The starting point was developing a sound and shared theory of change – setting out, with clarity and on a basis of evidence, how and why COSPPac's interventions are expected to lead to improved climate and ocean information services and, ultimately, to Pacific communities and governments that are better able to manage climate risks. This involved diagnostic work to understand what previous phase M&E frameworks had done well and where they had fallen short.
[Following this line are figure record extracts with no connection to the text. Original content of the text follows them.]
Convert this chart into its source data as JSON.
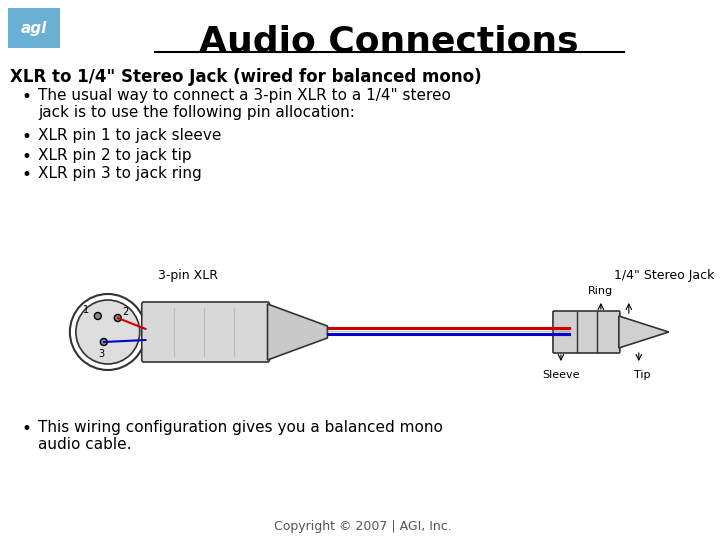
{
  "title": "Audio Connections",
  "subtitle": "XLR to 1/4\" Stereo Jack (wired for balanced mono)",
  "bullets": [
    "The usual way to connect a 3-pin XLR to a 1/4\" stereo\njack is to use the following pin allocation:",
    "XLR pin 1 to jack sleeve",
    "XLR pin 2 to jack tip",
    "XLR pin 3 to jack ring"
  ],
  "footer_bullet": "This wiring configuration gives you a balanced mono\naudio cable.",
  "copyright": "Copyright © 2007 | AGI, Inc.",
  "bg_color": "#ffffff",
  "logo_bg": "#6ab0d4",
  "logo_text": "agl",
  "xlr_label": "3-pin XLR",
  "jack_label": "1/4\" Stereo Jack",
  "ring_label": "Ring",
  "sleeve_label": "Sleeve",
  "tip_label": "Tip",
  "pin_labels": [
    "1",
    "2",
    "3"
  ],
  "wire_colors": [
    "#cc0000",
    "#0000cc"
  ],
  "connector_color": "#cccccc",
  "outline_color": "#333333"
}
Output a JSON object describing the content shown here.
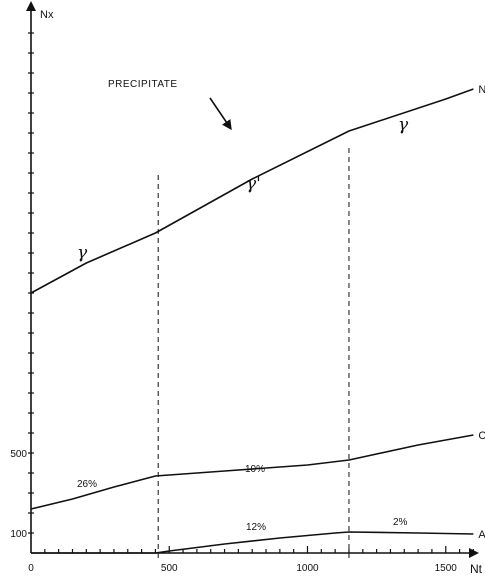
{
  "chart_data": {
    "type": "line",
    "xlabel": "Nt",
    "ylabel": "Nx",
    "xlim": [
      0,
      1650
    ],
    "ylim": [
      0,
      2350
    ],
    "x_ticks": [
      0,
      500,
      1000,
      1500
    ],
    "x_tick_labels": [
      "0",
      "500",
      "1000",
      "1500"
    ],
    "y_ticks": [
      100,
      500
    ],
    "y_tick_labels": [
      "100",
      "500"
    ],
    "grid": false,
    "legend": "none",
    "series": [
      {
        "name": "Ni",
        "x": [
          0,
          200,
          450,
          800,
          1150,
          1500,
          1600
        ],
        "y": [
          1300,
          1450,
          1600,
          1870,
          2110,
          2270,
          2320
        ]
      },
      {
        "name": "Cr",
        "x": [
          0,
          150,
          300,
          450,
          700,
          1000,
          1150,
          1400,
          1600
        ],
        "y": [
          220,
          270,
          330,
          385,
          410,
          440,
          465,
          540,
          590
        ]
      },
      {
        "name": "Al",
        "x": [
          0,
          450,
          500,
          700,
          900,
          1100,
          1150,
          1400,
          1600
        ],
        "y": [
          0,
          0,
          10,
          45,
          75,
          100,
          105,
          100,
          95
        ]
      }
    ],
    "phase_boundaries_x": [
      460,
      1150
    ],
    "annotations": {
      "precipitate": "PRECIPITATE",
      "gamma_left": "γ",
      "gamma_prime": "γ'",
      "gamma_right": "γ",
      "cr_pct_1": "26%",
      "cr_pct_2": "10%",
      "al_pct_1": "12%",
      "al_pct_2": "2%"
    }
  }
}
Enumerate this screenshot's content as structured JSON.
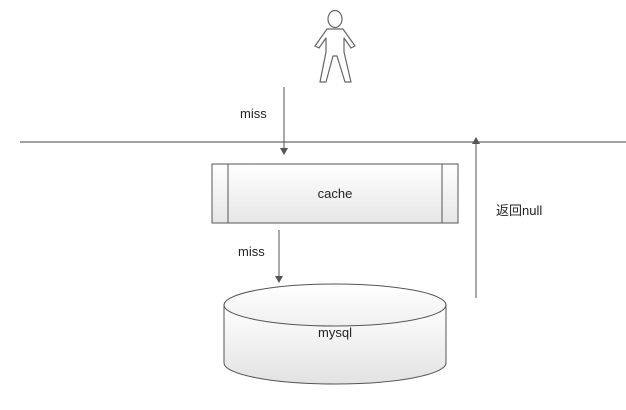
{
  "labels": {
    "miss_top": "miss",
    "cache": "cache",
    "miss_bottom": "miss",
    "mysql": "mysql",
    "return_null": "返回null"
  },
  "icons": {
    "user": "person-outline-icon"
  },
  "colors": {
    "line": "#444444",
    "shape_stroke": "#555555",
    "fill_top": "#ffffff",
    "fill_bottom": "#e8e8e8",
    "text": "#222222"
  }
}
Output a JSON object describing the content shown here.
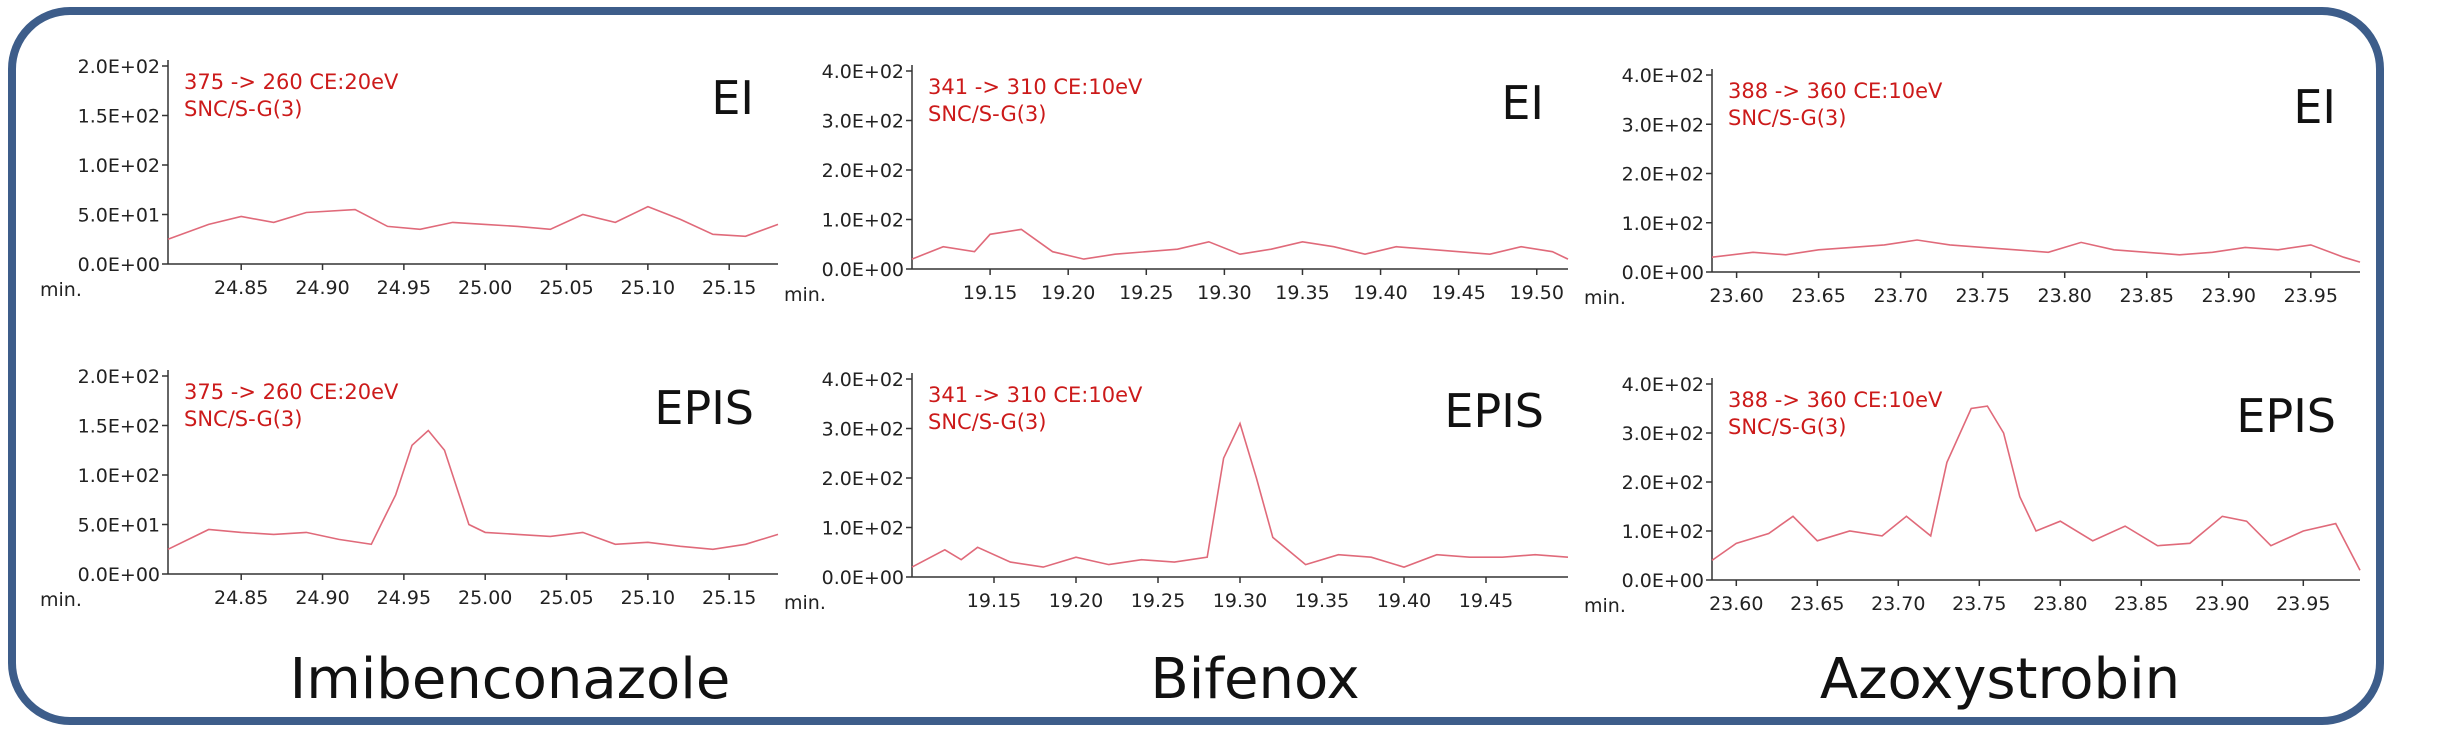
{
  "colors": {
    "frame": "#3d5d8a",
    "trace": "#e06a7a",
    "annotation": "#cc1a1a",
    "axis": "#333333"
  },
  "compounds": [
    "Imibenconazole",
    "Bifenox",
    "Azoxystrobin"
  ],
  "chart_data": [
    {
      "type": "line",
      "compound": "Imibenconazole",
      "mode": "EI",
      "annotation": [
        "375 -> 260 CE:20eV",
        "SNC/S-G(3)"
      ],
      "xlabel": "min.",
      "xlim": [
        24.805,
        25.18
      ],
      "ylim": [
        0,
        200
      ],
      "xticks": [
        "24.85",
        "24.90",
        "24.95",
        "25.00",
        "25.05",
        "25.10",
        "25.15"
      ],
      "yticks": [
        "0.0E+00",
        "5.0E+01",
        "1.0E+02",
        "1.5E+02",
        "2.0E+02"
      ],
      "x": [
        24.805,
        24.83,
        24.85,
        24.87,
        24.89,
        24.92,
        24.94,
        24.96,
        24.98,
        25.0,
        25.02,
        25.04,
        25.06,
        25.08,
        25.1,
        25.12,
        25.14,
        25.16,
        25.18
      ],
      "y": [
        25,
        40,
        48,
        42,
        52,
        55,
        38,
        35,
        42,
        40,
        38,
        35,
        50,
        42,
        58,
        45,
        30,
        28,
        40
      ]
    },
    {
      "type": "line",
      "compound": "Bifenox",
      "mode": "EI",
      "annotation": [
        "341 -> 310 CE:10eV",
        "SNC/S-G(3)"
      ],
      "xlabel": "min.",
      "xlim": [
        19.1,
        19.52
      ],
      "ylim": [
        0,
        400
      ],
      "xticks": [
        "19.15",
        "19.20",
        "19.25",
        "19.30",
        "19.35",
        "19.40",
        "19.45",
        "19.50"
      ],
      "yticks": [
        "0.0E+00",
        "1.0E+02",
        "2.0E+02",
        "3.0E+02",
        "4.0E+02"
      ],
      "x": [
        19.1,
        19.12,
        19.14,
        19.15,
        19.17,
        19.19,
        19.21,
        19.23,
        19.25,
        19.27,
        19.29,
        19.31,
        19.33,
        19.35,
        19.37,
        19.39,
        19.41,
        19.43,
        19.45,
        19.47,
        19.49,
        19.51,
        19.52
      ],
      "y": [
        20,
        45,
        35,
        70,
        80,
        35,
        20,
        30,
        35,
        40,
        55,
        30,
        40,
        55,
        45,
        30,
        45,
        40,
        35,
        30,
        45,
        35,
        20
      ]
    },
    {
      "type": "line",
      "compound": "Azoxystrobin",
      "mode": "EI",
      "annotation": [
        "388 -> 360 CE:10eV",
        "SNC/S-G(3)"
      ],
      "xlabel": "min.",
      "xlim": [
        23.585,
        23.98
      ],
      "ylim": [
        0,
        400
      ],
      "xticks": [
        "23.60",
        "23.65",
        "23.70",
        "23.75",
        "23.80",
        "23.85",
        "23.90",
        "23.95"
      ],
      "yticks": [
        "0.0E+00",
        "1.0E+02",
        "2.0E+02",
        "3.0E+02",
        "4.0E+02"
      ],
      "x": [
        23.585,
        23.61,
        23.63,
        23.65,
        23.67,
        23.69,
        23.71,
        23.73,
        23.75,
        23.77,
        23.79,
        23.81,
        23.83,
        23.85,
        23.87,
        23.89,
        23.91,
        23.93,
        23.95,
        23.97,
        23.98
      ],
      "y": [
        30,
        40,
        35,
        45,
        50,
        55,
        65,
        55,
        50,
        45,
        40,
        60,
        45,
        40,
        35,
        40,
        50,
        45,
        55,
        30,
        20
      ]
    },
    {
      "type": "line",
      "compound": "Imibenconazole",
      "mode": "EPIS",
      "annotation": [
        "375 -> 260 CE:20eV",
        "SNC/S-G(3)"
      ],
      "xlabel": "min.",
      "xlim": [
        24.805,
        25.18
      ],
      "ylim": [
        0,
        200
      ],
      "xticks": [
        "24.85",
        "24.90",
        "24.95",
        "25.00",
        "25.05",
        "25.10",
        "25.15"
      ],
      "yticks": [
        "0.0E+00",
        "5.0E+01",
        "1.0E+02",
        "1.5E+02",
        "2.0E+02"
      ],
      "x": [
        24.805,
        24.83,
        24.85,
        24.87,
        24.89,
        24.91,
        24.93,
        24.945,
        24.955,
        24.965,
        24.975,
        24.99,
        25.0,
        25.02,
        25.04,
        25.06,
        25.08,
        25.1,
        25.12,
        25.14,
        25.16,
        25.18
      ],
      "y": [
        25,
        45,
        42,
        40,
        42,
        35,
        30,
        80,
        130,
        145,
        125,
        50,
        42,
        40,
        38,
        42,
        30,
        32,
        28,
        25,
        30,
        40
      ]
    },
    {
      "type": "line",
      "compound": "Bifenox",
      "mode": "EPIS",
      "annotation": [
        "341 -> 310 CE:10eV",
        "SNC/S-G(3)"
      ],
      "xlabel": "min.",
      "xlim": [
        19.1,
        19.5
      ],
      "ylim": [
        0,
        400
      ],
      "xticks": [
        "19.15",
        "19.20",
        "19.25",
        "19.30",
        "19.35",
        "19.40",
        "19.45"
      ],
      "yticks": [
        "0.0E+00",
        "1.0E+02",
        "2.0E+02",
        "3.0E+02",
        "4.0E+02"
      ],
      "x": [
        19.1,
        19.12,
        19.13,
        19.14,
        19.16,
        19.18,
        19.2,
        19.22,
        19.24,
        19.26,
        19.28,
        19.29,
        19.3,
        19.31,
        19.32,
        19.34,
        19.36,
        19.38,
        19.4,
        19.42,
        19.44,
        19.46,
        19.48,
        19.5
      ],
      "y": [
        20,
        55,
        35,
        60,
        30,
        20,
        40,
        25,
        35,
        30,
        40,
        240,
        310,
        200,
        80,
        25,
        45,
        40,
        20,
        45,
        40,
        40,
        45,
        40
      ]
    },
    {
      "type": "line",
      "compound": "Azoxystrobin",
      "mode": "EPIS",
      "annotation": [
        "388 -> 360 CE:10eV",
        "SNC/S-G(3)"
      ],
      "xlabel": "min.",
      "xlim": [
        23.585,
        23.985
      ],
      "ylim": [
        0,
        400
      ],
      "xticks": [
        "23.60",
        "23.65",
        "23.70",
        "23.75",
        "23.80",
        "23.85",
        "23.90",
        "23.95"
      ],
      "yticks": [
        "0.0E+00",
        "1.0E+02",
        "2.0E+02",
        "3.0E+02",
        "4.0E+02"
      ],
      "x": [
        23.585,
        23.6,
        23.62,
        23.635,
        23.65,
        23.67,
        23.69,
        23.705,
        23.72,
        23.73,
        23.745,
        23.755,
        23.765,
        23.775,
        23.785,
        23.8,
        23.82,
        23.84,
        23.86,
        23.88,
        23.9,
        23.915,
        23.93,
        23.95,
        23.97,
        23.985
      ],
      "y": [
        40,
        75,
        95,
        130,
        80,
        100,
        90,
        130,
        90,
        240,
        350,
        355,
        300,
        170,
        100,
        120,
        80,
        110,
        70,
        75,
        130,
        120,
        70,
        100,
        115,
        20
      ]
    }
  ]
}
A consistent finding was that outcome-level data – particularly on the utility of climate and ocean services to users – had not been adequately collected in earlier phases, limiting the program's ability to assess its own effectiveness or support meaningful learning for improvement.

The Phase 3 framework responds directly to these findings. Relative to earlier phases, it places greater emphasis on collecting core outcome-level information needed to answer effectiveness-related evaluation questions – including whether NMS services are genuinely useful and useable to the stakeholders they are designed to serve. A key strategy for achieving this is building M&E capacity within NMSs themselves: supporting meteorological officers to develop data collection instruments and procedures, and to implement service-specific M&E frameworks at the country level. This approach serves a dual purpose – strengthening the COSPPac-wide evidence base while also building an enduring capability within NMSs to monitor and improve their own services over time.

The framework also introduces more clearly defined standards for progress assessment, a structured schedule of periodic evaluations differentiated by scope across the implementation period, and provision for a dedicated M&E adviser within the program's management unit to support full implementation.